In 2016, Khor Royal Cup was combined to Regional League Division 3 completely along with Khǒr Royal Cup and Ngor Royal Cup by Football Association of Thailand and then Khor Royal Cup become a trophy for Regional League Division 2.

== Tournament format ==
The clubs which are still in the division and the best eight clubs from the previous edition of Ngor Royal Cup join the tournament. The first round is group stage, and the clubs will be divided into a group of 3 or 4 clubs. The winners and the runners-up of each groups qualify to the knock-out stage.
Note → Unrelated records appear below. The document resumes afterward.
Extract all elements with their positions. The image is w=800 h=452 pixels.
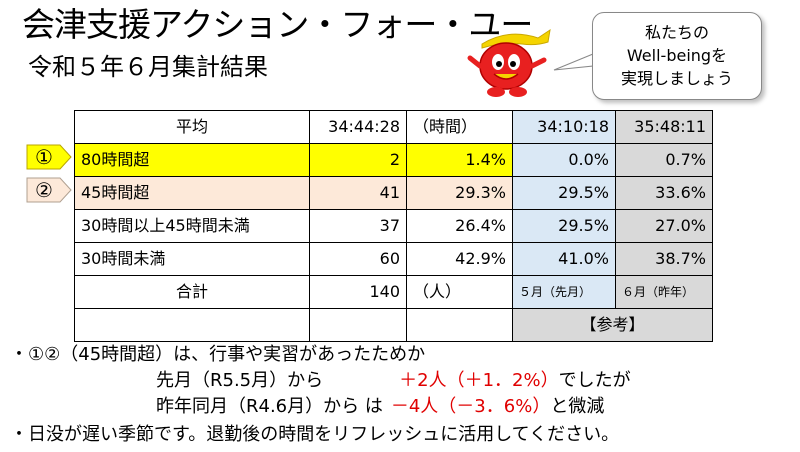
total-unit: （人） [406, 275, 513, 309]
empty-cell [74, 308, 310, 342]
note-line-2: 先月（R5.5月）から ＋2人（＋1．2%）でしたが [156, 368, 631, 394]
row-count: 2 [309, 143, 407, 177]
speech-bubble-text: 私たちの Well-beingを 実現しましょう [593, 21, 761, 90]
row-count: 41 [309, 176, 407, 210]
note-line-3-tail: と微減 [550, 396, 605, 417]
table-reference-row: 【参考】 [74, 308, 713, 342]
marker-1-label: ① [35, 145, 53, 169]
marker-1: ① [26, 144, 72, 170]
row-count: 37 [309, 209, 407, 243]
row-percent: 1.4% [406, 143, 513, 177]
total-count: 140 [309, 275, 407, 309]
total-label: 合計 [74, 275, 310, 309]
overtime-table: 平均 34:44:28 （時間） 34:10:18 35:48:11 80時間超… [74, 110, 713, 342]
reference-label: 【参考】 [512, 308, 713, 342]
speech-line-3: 実現しましょう [620, 69, 733, 88]
empty-cell [406, 308, 513, 342]
marker-2-label: ② [35, 178, 53, 202]
table-total-row: 合計 140 （人） ５月（先月） ６月（昨年） [74, 275, 713, 309]
table-row: 30時間以上45時間未満 37 26.4% 29.5% 27.0% [74, 209, 713, 243]
speech-line-1: 私たちの [644, 23, 709, 42]
last-year-caption: ６月（昨年） [615, 275, 713, 309]
row-prev-month: 41.0% [512, 242, 616, 276]
row-label: 80時間超 [74, 143, 310, 177]
speech-bubble: 私たちの Well-beingを 実現しましょう [592, 12, 762, 100]
header-label: 平均 [74, 110, 310, 144]
row-prev-month: 29.5% [512, 209, 616, 243]
row-percent: 29.3% [406, 176, 513, 210]
mascot-illustration [467, 28, 551, 97]
row-label: 45時間超 [74, 176, 310, 210]
table-header-row: 平均 34:44:28 （時間） 34:10:18 35:48:11 [74, 110, 713, 144]
row-label: 30時間以上45時間未満 [74, 209, 310, 243]
row-count: 60 [309, 242, 407, 276]
page-title: 会津支援アクション・フォー・ユー [22, 5, 533, 44]
note-line-3: 昨年同月（R4.6月）から は －4人（－3．6%）と微減 [156, 394, 604, 420]
note-line-4: ・日没が遅い季節です。退勤後の時間をリフレッシュに活用してください。 [10, 424, 620, 445]
header-prev-month: 34:10:18 [512, 110, 616, 144]
row-last-year: 27.0% [615, 209, 713, 243]
speech-line-2: Well-beingを [626, 46, 728, 65]
row-last-year: 33.6% [615, 176, 713, 210]
row-label: 30時間未満 [74, 242, 310, 276]
row-percent: 26.4% [406, 209, 513, 243]
prev-month-caption: ５月（先月） [512, 275, 616, 309]
table-row: 45時間超 41 29.3% 29.5% 33.6% [74, 176, 713, 210]
note-line-3-change: －4人（－3．6%） [390, 396, 551, 417]
row-prev-month: 0.0% [512, 143, 616, 177]
note-line-2-tail: でしたが [558, 370, 631, 391]
row-last-year: 38.7% [615, 242, 713, 276]
note-line-2-change: ＋2人（＋1．2%） [399, 370, 559, 391]
note-line-2-lead: 先月（R5.5月）から [156, 370, 324, 391]
marker-2: ② [26, 177, 72, 203]
speech-bubble-tail [553, 53, 594, 71]
header-unit: （時間） [406, 110, 513, 144]
header-average: 34:44:28 [309, 110, 407, 144]
empty-cell [309, 308, 407, 342]
row-last-year: 0.7% [615, 143, 713, 177]
table-row: 80時間超 2 1.4% 0.0% 0.7% [74, 143, 713, 177]
page-subtitle: 令和５年６月集計結果 [28, 53, 268, 81]
row-prev-month: 29.5% [512, 176, 616, 210]
table-row: 30時間未満 60 42.9% 41.0% 38.7% [74, 242, 713, 276]
note-line-3-lead: 昨年同月（R4.6月）から は [156, 396, 383, 417]
header-last-year: 35:48:11 [615, 110, 713, 144]
row-percent: 42.9% [406, 242, 513, 276]
note-line-1: ・①②（45時間超）は、行事や実習があったためか [10, 344, 426, 365]
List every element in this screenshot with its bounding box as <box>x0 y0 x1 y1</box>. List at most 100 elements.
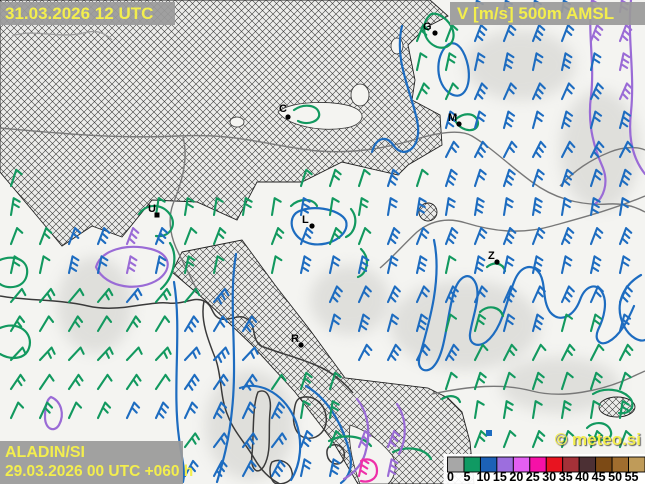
isotach-contour <box>391 447 433 461</box>
legend-tick-label: 5 <box>463 470 470 484</box>
wind-barb <box>357 197 369 217</box>
map-variable-label: V [m/s] 500m AMSL <box>450 2 645 25</box>
wind-barb <box>560 371 574 391</box>
wind-barb-glyph <box>473 285 488 304</box>
wind-barb-glyph <box>502 140 518 159</box>
wind-barb-glyph <box>531 400 543 420</box>
wind-barb-glyph <box>357 255 370 275</box>
wind-barb-glyph <box>589 82 604 101</box>
wind-barb-glyph <box>212 346 230 363</box>
wind-barb-glyph <box>67 373 84 391</box>
wind-barb <box>618 24 633 43</box>
wind-barb <box>415 24 430 43</box>
legend-layer: 0 5 10 15 20 25 30 35 40 45 50 55 <box>443 454 645 484</box>
isotach-contour <box>215 252 238 484</box>
run-validity-label: 29.03.2026 00 UTC +060 h <box>5 463 194 480</box>
legend-tick-label: 25 <box>526 470 540 484</box>
wind-barb <box>502 110 516 130</box>
city-label: U <box>148 203 156 215</box>
wind-barb <box>589 285 604 304</box>
wind-barb-glyph <box>386 227 401 246</box>
wind-barb <box>154 197 166 217</box>
wind-barb-glyph <box>154 401 170 420</box>
wind-barb <box>618 227 633 246</box>
wind-barb-glyph <box>270 459 286 478</box>
wind-barb-glyph <box>357 343 373 362</box>
wind-barb-glyph <box>270 401 286 420</box>
wind-barb <box>589 313 603 333</box>
wind-barb <box>560 255 573 275</box>
wind-barb <box>241 401 257 420</box>
wind-barb-glyph <box>531 110 545 130</box>
city-label: G <box>423 21 432 33</box>
wind-barb-glyph <box>9 168 23 188</box>
wind-barb <box>531 371 545 391</box>
wind-barb-glyph <box>328 430 343 449</box>
wind-barb-glyph <box>618 197 630 217</box>
wind-barb-glyph <box>67 287 85 304</box>
wind-barb-glyph <box>328 197 340 217</box>
isotach-contour <box>342 397 370 481</box>
wind-barb <box>9 255 22 275</box>
wind-barb <box>241 315 258 333</box>
hatch-alps <box>0 0 449 247</box>
wind-barb-glyph <box>125 227 140 246</box>
wind-barb-glyph <box>560 343 576 362</box>
wind-barb-glyph <box>473 227 488 246</box>
wind-barb <box>183 432 200 449</box>
wind-barb <box>415 343 431 362</box>
wind-barb <box>560 285 575 304</box>
wind-barb <box>270 432 287 449</box>
wind-barb-glyph <box>357 168 371 188</box>
wind-barb-glyph <box>531 371 545 391</box>
wind-barb <box>299 197 311 217</box>
wind-barb <box>531 400 543 420</box>
wind-barb-glyph <box>212 373 229 391</box>
wind-barb <box>212 346 230 363</box>
wind-barb <box>502 24 517 43</box>
wind-barb <box>531 110 545 130</box>
wind-barb-glyph <box>560 255 573 275</box>
wind-barb-glyph <box>270 197 282 217</box>
wind-barb-glyph <box>270 373 287 391</box>
legend-tick-label: 10 <box>476 470 490 484</box>
isotach-contour <box>238 384 302 482</box>
wind-barb <box>473 168 487 188</box>
hatch-oval-southeast <box>598 396 636 418</box>
wind-barb <box>67 373 84 391</box>
isotach-contour <box>172 280 186 484</box>
wind-barb-glyph <box>531 168 545 188</box>
wind-barb-glyph <box>473 24 488 43</box>
wind-barb <box>531 168 545 188</box>
wind-barb <box>444 343 460 362</box>
wind-barb <box>502 313 516 333</box>
wind-barb <box>531 140 547 159</box>
wind-barb <box>444 197 456 217</box>
city-label: L <box>302 214 309 226</box>
wind-barb-glyph <box>473 343 489 362</box>
wind-barb <box>589 140 605 159</box>
wind-barb <box>444 82 459 101</box>
wind-barb-glyph <box>444 110 458 130</box>
wind-barb-glyph <box>531 285 546 304</box>
wind-barb <box>502 430 517 449</box>
wind-barb-glyph <box>531 52 544 72</box>
coastline <box>0 295 354 484</box>
marker-square-blue <box>486 430 492 436</box>
isotach-contour <box>478 306 505 318</box>
wind-barb-glyph <box>531 255 544 275</box>
wind-barb <box>212 432 229 449</box>
wind-barb <box>38 346 56 362</box>
wind-barb <box>502 255 515 275</box>
wind-barb-glyph <box>618 24 633 43</box>
wind-barb-glyph <box>473 197 485 217</box>
wind-barb <box>444 110 458 130</box>
wind-barb-glyph <box>444 82 459 101</box>
wind-barb-glyph <box>357 458 370 478</box>
wind-barb-glyph <box>618 52 631 72</box>
wind-barb-glyph <box>96 255 109 275</box>
wind-barb-glyph <box>38 346 56 362</box>
wind-barb <box>38 373 55 391</box>
wind-barb <box>183 255 196 275</box>
wind-barb <box>415 52 428 72</box>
Only the best four or the semi-finalist clubs of the tournament promote to Khǒr Royal Cup next season while the clubs which withdraw themselves from the tournament will be relegated to Ngor Royal Cup next season.

== List of winners ==

| Year | Champion | Result | Runner-up | Promoted clubs |
|---|---|---|---|---|
| 2015 | Pichayakasem Technological College | 2-1 | King Mongkut's University of Technology North Bangkok | Wang Sapung Municipality Chaichimplee Alumni Association |
| 2014-15 | Pak Chong School Alumni Association | 3-0 | Royal Irrigation Department | Wongchawalitkul University Alumni Association IPE Samut Sakhon Campus |
| 2013-14^{1} | Ruam Namjai Foundation | 2-1 | Nakhon Ratchasima Sport School | Sena Municipality Bang Muang Municipality |
| 2012 | Hakka Association of Thailand | 0-0(4-5)p | Prathueangthip Witthaya School | Hua Hin Municipality Nawama Rachanusorn School |
| 2011 | Rajapruek College | 2-1 | Thong Lor | Daisin Group Employee Association Air and Coastal Defense Command |
| 2010 | Globlex Realty Staff Association | Unknown | Unknown |  |
| 2008-09 | J.W. Group | 2-1 | Bangkok Glass Sport Association | Kukot Municipality Thonburi University |
| 2007-08 | Baan Thung Ket School | 3-1 | Rangsit University | Chandhabhing F.A. North Bangkok College |
| 2006 | Debsirin Alumni Association | 2-1 | Thavorn Farm |  |
| 2005 | Unknown |  |  |  |
| 2004 | Eastern Asia University |  |  |  |
| 2003 | Thepsatri Rajabhat University Lopburi |  |  |  |
| 2002 | Thai Honda |  |  |  |
| 2001 | Debsirin Alumni School |  |  |  |
| 2000 | Royal Thai Customs |  |  |  |
| 1999 | Union Bank |  |  |  |
| 1998 | Bangkok Christian College |  |  |  |
| 1997 | Kurusapa Business Organization |  |  |  |
| 1996 | Thai Military Bank |  |  |  |
| 1995 | The Crown Property Bureau |  |  |  |
| 1994 | Bangkok Bank of Commerce |  |  |  |
| 1993 | Association of Stock Exchange |  |  |  |
| 1992 | Royal Thai Army |  |  |  |
| 1991 | Royal Thai Army |  |  | Bangkok University |
| 1990 | Royal Thai Air Force |  |  |  |
| 1989 | Royal Thai Navy |  |  |  |
| 1988 | Royal Thai Army |  |  |  |
| 1987 | Royal Thai Air Force |  |  |  |
| 1986 | Royal Thai Air Force |  |  |  |
| 1985 | Royal Thai Air Force |  |  |  |
| 1984 | Thavorn Farm |  |  |  |
| 1983 | Royal Thai Air Force |  |  |  |
| 1982 | Royal Thai Army |  |  |  |
| 1981 | Metropolitan Waterworks Authority |  |  |  |
| 1980 | Port Authority of Thailand - Thamrong Thai F.A. |  |  |  |
| 1979 | Bangkok Bank |  |  |  |
| 1978 | Port Authority of Thailand |  |  |  |
| 1977 | Port Authority of Thailand |  |  |  |
| 1976 | Royal Turf Club of Thailand |  |  |  |
| 1975 | Teacher's college of Mahasarakham |  |  |  |
| 1974 | Port Authority of Thailand |  |  |  |
| 1973 | Royal Thai Air Force - Lions Chonburi |  |  |  |
| 1972 | Raj-Vithi |  |  |  |
| 1971 | Royal Thai Air Force |  |  |  |
| 1970 | Royal Thai Air Force |  |  |  |
| 1969 | Port Authority of Thailand |  |  |  |
| 1968 | Hakka Association of Thailand |  |  |  |
| 1967 | Hakka Association of Thailand |  |  |  |
| 1966 | Royal Thai Air Force |  |  |  |
| 1965 | Not held |  |  |  |
| 1964 | Baan Somdet Chao Phraya Alumni Association |  |  |  |
| 1963 | Baan Somdet Chao Phraya Alumni Association |  |  |  |
| 1962 | Department of Physical Education |  |  |  |

Note: 1. 2013-14 Khor Royal Cup was delayed due to 2013–14 Thai political crisis.